Wow. Jennifer Weiner, the author of those kinds of books that go down Smooth As A Milkshake, takes it out on her literary sisters, the kind that write books that are Good For You.
Weiner criticizes Meg Wolitzer (see review of The Position below) for dismissing chick lit as a “guilty pleasure,” apolitical and unnecessary.
Writing funny, fast-moving fiction about young women finding their place in the world means your invitation to join the Beautiful Sentence Society will be permanently lost in the mail. The New York Times won't review you; the newsweeklies won't write profiles, and don't even get me started on what will happen when you query the New Yorker. Your books will sell in Target and Costco, but independent bookstore employees with advanced degrees and bad attitudes will be snotty when you drop in to sign stock.
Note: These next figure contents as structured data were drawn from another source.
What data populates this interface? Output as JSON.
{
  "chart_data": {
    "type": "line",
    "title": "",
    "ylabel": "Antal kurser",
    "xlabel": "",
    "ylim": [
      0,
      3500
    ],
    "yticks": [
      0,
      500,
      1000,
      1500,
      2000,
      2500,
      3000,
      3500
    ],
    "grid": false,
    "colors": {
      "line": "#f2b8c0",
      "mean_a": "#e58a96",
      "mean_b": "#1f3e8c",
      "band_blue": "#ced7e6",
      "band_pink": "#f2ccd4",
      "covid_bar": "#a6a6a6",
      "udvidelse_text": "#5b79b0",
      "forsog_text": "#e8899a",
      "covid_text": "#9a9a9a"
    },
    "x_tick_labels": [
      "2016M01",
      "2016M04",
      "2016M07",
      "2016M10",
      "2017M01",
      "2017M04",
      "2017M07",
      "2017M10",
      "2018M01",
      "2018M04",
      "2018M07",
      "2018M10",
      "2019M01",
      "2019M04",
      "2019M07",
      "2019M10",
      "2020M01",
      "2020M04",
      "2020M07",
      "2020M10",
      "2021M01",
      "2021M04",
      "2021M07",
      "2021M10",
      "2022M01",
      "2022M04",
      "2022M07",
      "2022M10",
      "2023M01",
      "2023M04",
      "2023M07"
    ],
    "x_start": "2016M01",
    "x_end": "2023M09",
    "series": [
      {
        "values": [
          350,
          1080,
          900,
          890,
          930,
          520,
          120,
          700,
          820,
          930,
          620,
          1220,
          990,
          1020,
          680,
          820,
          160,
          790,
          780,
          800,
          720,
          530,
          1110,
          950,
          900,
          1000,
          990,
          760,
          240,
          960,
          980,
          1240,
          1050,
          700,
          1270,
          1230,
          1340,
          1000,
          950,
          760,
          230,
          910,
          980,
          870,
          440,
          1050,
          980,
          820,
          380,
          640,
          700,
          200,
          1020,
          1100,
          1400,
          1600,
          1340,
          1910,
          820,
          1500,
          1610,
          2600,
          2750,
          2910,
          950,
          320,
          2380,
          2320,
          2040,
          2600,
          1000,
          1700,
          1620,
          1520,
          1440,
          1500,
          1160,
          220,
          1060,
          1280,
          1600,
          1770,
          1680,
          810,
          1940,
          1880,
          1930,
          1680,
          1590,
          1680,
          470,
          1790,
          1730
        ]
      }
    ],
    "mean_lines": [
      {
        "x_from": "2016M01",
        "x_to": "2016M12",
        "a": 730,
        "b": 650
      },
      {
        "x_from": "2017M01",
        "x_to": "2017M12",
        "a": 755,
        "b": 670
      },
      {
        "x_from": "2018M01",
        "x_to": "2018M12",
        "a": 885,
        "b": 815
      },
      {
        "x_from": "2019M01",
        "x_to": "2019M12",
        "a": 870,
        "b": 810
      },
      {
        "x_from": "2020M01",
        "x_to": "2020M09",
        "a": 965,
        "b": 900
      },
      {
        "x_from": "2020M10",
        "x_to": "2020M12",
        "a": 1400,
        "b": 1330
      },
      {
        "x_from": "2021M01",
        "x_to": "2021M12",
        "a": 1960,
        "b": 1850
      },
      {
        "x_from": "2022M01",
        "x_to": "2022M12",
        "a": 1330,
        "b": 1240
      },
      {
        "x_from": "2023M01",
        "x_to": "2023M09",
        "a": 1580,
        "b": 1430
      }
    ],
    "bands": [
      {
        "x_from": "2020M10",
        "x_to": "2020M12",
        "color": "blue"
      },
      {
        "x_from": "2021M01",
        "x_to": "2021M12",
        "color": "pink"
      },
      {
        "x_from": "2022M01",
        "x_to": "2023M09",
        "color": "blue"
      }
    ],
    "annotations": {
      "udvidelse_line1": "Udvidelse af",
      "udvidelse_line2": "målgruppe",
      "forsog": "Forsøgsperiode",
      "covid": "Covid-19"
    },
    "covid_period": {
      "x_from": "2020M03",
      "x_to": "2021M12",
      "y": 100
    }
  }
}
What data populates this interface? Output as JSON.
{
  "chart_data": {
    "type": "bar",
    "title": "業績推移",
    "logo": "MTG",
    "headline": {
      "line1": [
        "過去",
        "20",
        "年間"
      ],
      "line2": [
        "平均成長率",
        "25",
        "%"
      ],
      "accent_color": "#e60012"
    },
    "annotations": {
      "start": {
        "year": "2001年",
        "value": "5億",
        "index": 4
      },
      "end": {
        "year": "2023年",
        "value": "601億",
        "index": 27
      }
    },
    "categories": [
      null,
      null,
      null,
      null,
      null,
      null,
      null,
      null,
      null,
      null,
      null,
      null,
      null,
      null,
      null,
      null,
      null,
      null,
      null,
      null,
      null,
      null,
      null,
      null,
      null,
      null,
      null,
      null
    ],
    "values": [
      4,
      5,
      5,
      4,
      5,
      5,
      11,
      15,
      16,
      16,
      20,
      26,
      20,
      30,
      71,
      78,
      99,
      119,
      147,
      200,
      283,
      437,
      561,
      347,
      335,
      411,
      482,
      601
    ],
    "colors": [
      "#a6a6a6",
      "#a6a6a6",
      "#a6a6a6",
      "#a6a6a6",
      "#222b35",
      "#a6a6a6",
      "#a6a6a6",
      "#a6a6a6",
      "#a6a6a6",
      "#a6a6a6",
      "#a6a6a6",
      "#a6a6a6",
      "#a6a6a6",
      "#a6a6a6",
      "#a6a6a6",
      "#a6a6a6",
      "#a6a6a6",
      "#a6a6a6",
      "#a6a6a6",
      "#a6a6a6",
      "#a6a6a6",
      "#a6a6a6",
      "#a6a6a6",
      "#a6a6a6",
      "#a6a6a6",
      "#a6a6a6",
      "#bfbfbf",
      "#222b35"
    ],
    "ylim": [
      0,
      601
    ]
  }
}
Finally, your elders and betters will dismiss your work completely--or damn you with condescension disguised as compliments and praise so faint it's almost invisible. Exhibit A: Meg Wolitzer's "In Praise of Pink Ladies."
Chick lit, she blushingly confesses, is her guilty pleasure. She began, of course, with Bridget Jones, then "branched out, reading the Irish writer Marian Keyes and then Sophie Kinsella (whose Shopaholic novels are surprisingly funny) and a couple of the others whose names, to tell the truth, I never quite remember." This kind of writing, she concludes, "is not groundbreaking or powerful, but it speaks to many women, even, weirdly, a woman like me, a long-married feminist and novelist."
Weiner calls Wolitzer’s kind of book Gray Lady Lit, where all men are cads and at least one character has a terminal illness. She disagrees with Wolitzer’s assertion that chick lit isn’t political – doesn’t the underdog heroine usually end up on top by the end of the book?
I love chick-lit. I’ve read both Bridget Jones books, at least one Jennifer Weiner, scads of Jane Green and … then I hit a wall. I loved those books for their easy narrative, their heroine-in-distress tone, their I’ll-get-revenge plots. They’re great – but in small doses.